Yıldız Sertel doktorasını Fransa'da "Türk işçi göçü ve ekonomik bunalım" başlığıyla tamamladı. Paris VIII üniversitesinde ders verdi. 1988'de üniversiteden emekli oldu ve 1990'da Türkiye'ye döndü. Anılarını "Ardımdaki Yıllar" başlıklı bir kitapta anlattı. 1996'da Sertel Gazetecilik Vakfı'nı kurdu.
Sabiha ve Zekeriya Sertel dönemin önemki sol isimlerindendi. Tek parti döneminde gazete ve matbaaları basılmış, baskıların sonunda yurtdışına gitmek zorunda kalmışlard. Zekeriya Sertel anılarında baskını şöyle anlatıyor:
“4 Aralık, 1945 gününün sabahı üniversiteli faşist gençler ellerinde önceden hazırladıkları baltalar, balyozlar ve kırmızı mürekkep şişeleriyle matbaaya (Cağaloğlu’nda Tan Gazetesi) saldırdılar. Orada bekleyen polisler olup bitene seyirci kaldılar. Görevlerini yapmaya kalkmadılar. Göstericiler, baltalarla matbaa kapısını kırıp içeri girdiler. Makinaları balyozlarla kırdılar. Binanın camlarını indirdiler. İçindeki eşyayı kırıp döktüler. Sonra ellerinde kırmızı boya şişeleriyle “Serteller nerede?” naralarıyla bizleri aramaya koyuldular. Amaçları, bizi çırılçıplak soyup üzerimize kırmızı boya dökmek ve sonra önlerine katıp sokaklarda “İşte kızıllar,” diye sergilemekti. Bütün bunlar polisin gözü önünde oluyordu. Göstericiler bizi bulamayınca vahşi naralarla yollara düştüler. Beyoğlu yakasına geçtiler, orada Sabahattin Ali ile Cami Baykurt’un çıkardığı La Turquie gazetesinin matbaasına gittiler. Orasını da kırıp döktükten sonra vapurla Kadıköy’e geçip bizi evimizde basmaya teşebbüs ettiler...
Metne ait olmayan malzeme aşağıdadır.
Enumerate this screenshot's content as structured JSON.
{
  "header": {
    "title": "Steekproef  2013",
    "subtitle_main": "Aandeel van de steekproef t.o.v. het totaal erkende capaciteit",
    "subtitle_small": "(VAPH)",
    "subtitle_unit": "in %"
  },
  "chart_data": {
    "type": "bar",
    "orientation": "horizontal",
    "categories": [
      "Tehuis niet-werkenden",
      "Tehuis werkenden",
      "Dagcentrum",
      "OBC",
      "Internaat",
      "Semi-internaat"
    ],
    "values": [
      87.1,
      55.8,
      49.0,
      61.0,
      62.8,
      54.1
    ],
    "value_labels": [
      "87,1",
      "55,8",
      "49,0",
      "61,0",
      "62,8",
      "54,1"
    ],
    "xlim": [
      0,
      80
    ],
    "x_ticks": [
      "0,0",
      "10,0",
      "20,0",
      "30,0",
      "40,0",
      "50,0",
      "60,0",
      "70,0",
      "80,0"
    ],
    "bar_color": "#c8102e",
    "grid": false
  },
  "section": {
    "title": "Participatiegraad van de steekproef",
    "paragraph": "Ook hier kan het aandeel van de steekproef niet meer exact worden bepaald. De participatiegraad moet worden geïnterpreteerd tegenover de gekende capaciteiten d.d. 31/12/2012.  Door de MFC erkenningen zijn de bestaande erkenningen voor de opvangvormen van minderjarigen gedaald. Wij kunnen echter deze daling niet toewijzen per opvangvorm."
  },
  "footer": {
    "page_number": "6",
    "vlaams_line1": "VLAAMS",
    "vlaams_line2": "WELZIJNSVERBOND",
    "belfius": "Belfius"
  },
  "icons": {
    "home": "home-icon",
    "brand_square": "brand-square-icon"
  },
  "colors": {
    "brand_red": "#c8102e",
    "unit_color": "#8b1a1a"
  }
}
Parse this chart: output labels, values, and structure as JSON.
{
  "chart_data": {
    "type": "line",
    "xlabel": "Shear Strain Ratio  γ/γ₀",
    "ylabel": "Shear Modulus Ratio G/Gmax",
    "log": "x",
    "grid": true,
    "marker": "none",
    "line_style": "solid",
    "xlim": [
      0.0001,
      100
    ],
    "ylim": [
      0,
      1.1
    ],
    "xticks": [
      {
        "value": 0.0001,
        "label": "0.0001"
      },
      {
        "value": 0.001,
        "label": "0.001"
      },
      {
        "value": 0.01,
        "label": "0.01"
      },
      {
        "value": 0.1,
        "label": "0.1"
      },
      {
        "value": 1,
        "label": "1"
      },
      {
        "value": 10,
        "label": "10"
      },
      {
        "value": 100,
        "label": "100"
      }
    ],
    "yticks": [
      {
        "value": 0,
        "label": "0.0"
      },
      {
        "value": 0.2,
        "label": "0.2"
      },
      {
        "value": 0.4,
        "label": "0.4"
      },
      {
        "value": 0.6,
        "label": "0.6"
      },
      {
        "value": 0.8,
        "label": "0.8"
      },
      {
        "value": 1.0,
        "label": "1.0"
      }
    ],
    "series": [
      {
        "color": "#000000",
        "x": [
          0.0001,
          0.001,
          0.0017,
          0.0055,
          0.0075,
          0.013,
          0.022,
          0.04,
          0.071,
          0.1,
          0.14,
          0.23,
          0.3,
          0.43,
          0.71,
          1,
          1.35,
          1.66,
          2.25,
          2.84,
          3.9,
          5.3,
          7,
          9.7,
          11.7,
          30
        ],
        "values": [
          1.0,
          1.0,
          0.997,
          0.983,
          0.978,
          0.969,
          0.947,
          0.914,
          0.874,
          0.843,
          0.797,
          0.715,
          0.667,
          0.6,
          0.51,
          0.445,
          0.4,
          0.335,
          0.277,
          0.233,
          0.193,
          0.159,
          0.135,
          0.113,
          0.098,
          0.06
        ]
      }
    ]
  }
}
Hükümet olaydan önce olduğu gibi, olaydan sonra da bu cinayeti işleyenlere karşı hiç bir harekette bulunmadı. Güpegündüz bir matbaayı yıkan bu faşist gençlerden hiç kimse tutuklanıp mahkemeye verilmedi. Bu işin İnönü’nün bilgisi içinde Saraçoğlu’nun verdiği emir üzerine polis tarafından tertiplenip yürütüldüğüne hiç şüphe yoktu. Gösteri yapan ve matbaaya saldıran gençler arasında bir çok sivil polis vardı. Saldırıyı asıl bunlar yönlendiriyordu...
“Kanun adına, hükümet adına, memleket adına yüz kızartıcı bir rezalet sayılabilecek olan bu 4 Aralık olayından ötürü sonunda kim tutuklandı, bilir misiniz? Biz. Yani, ben, eşim Sabiha Sertel ve Cami Baykurt. Bu olayın sorumlusu ve suçlusu olarak biz hapse atıldık ve biz mahkemeye verildik. Yargıçlar bizim haklı olduğumuzu biliyor ve anlıyorlardı. Fakat Ankara’nın emrine uyarak bizi mahkûm ettiler. Bereket versin Yargıtay bu kararı bozdu ve üç ay hapisten sonra tekrar özgürlüğümüze kavuştuk.
“Kavuştuk mu? Hayır. Artık Tan gazetesini yeniden çıkarmak olanağı kalmamıştı.Kırk yıllık çalışma hayatımın meyvesi enkaz altında yatıyordu. Evimiz polisle çevrilmişti. Arkamıza polis takılmıştı. Mahkemeden ve hapisten kurtulmuştuk ama bu kez daha geniş bir hapishaneye düşmüştük.”(EÜ)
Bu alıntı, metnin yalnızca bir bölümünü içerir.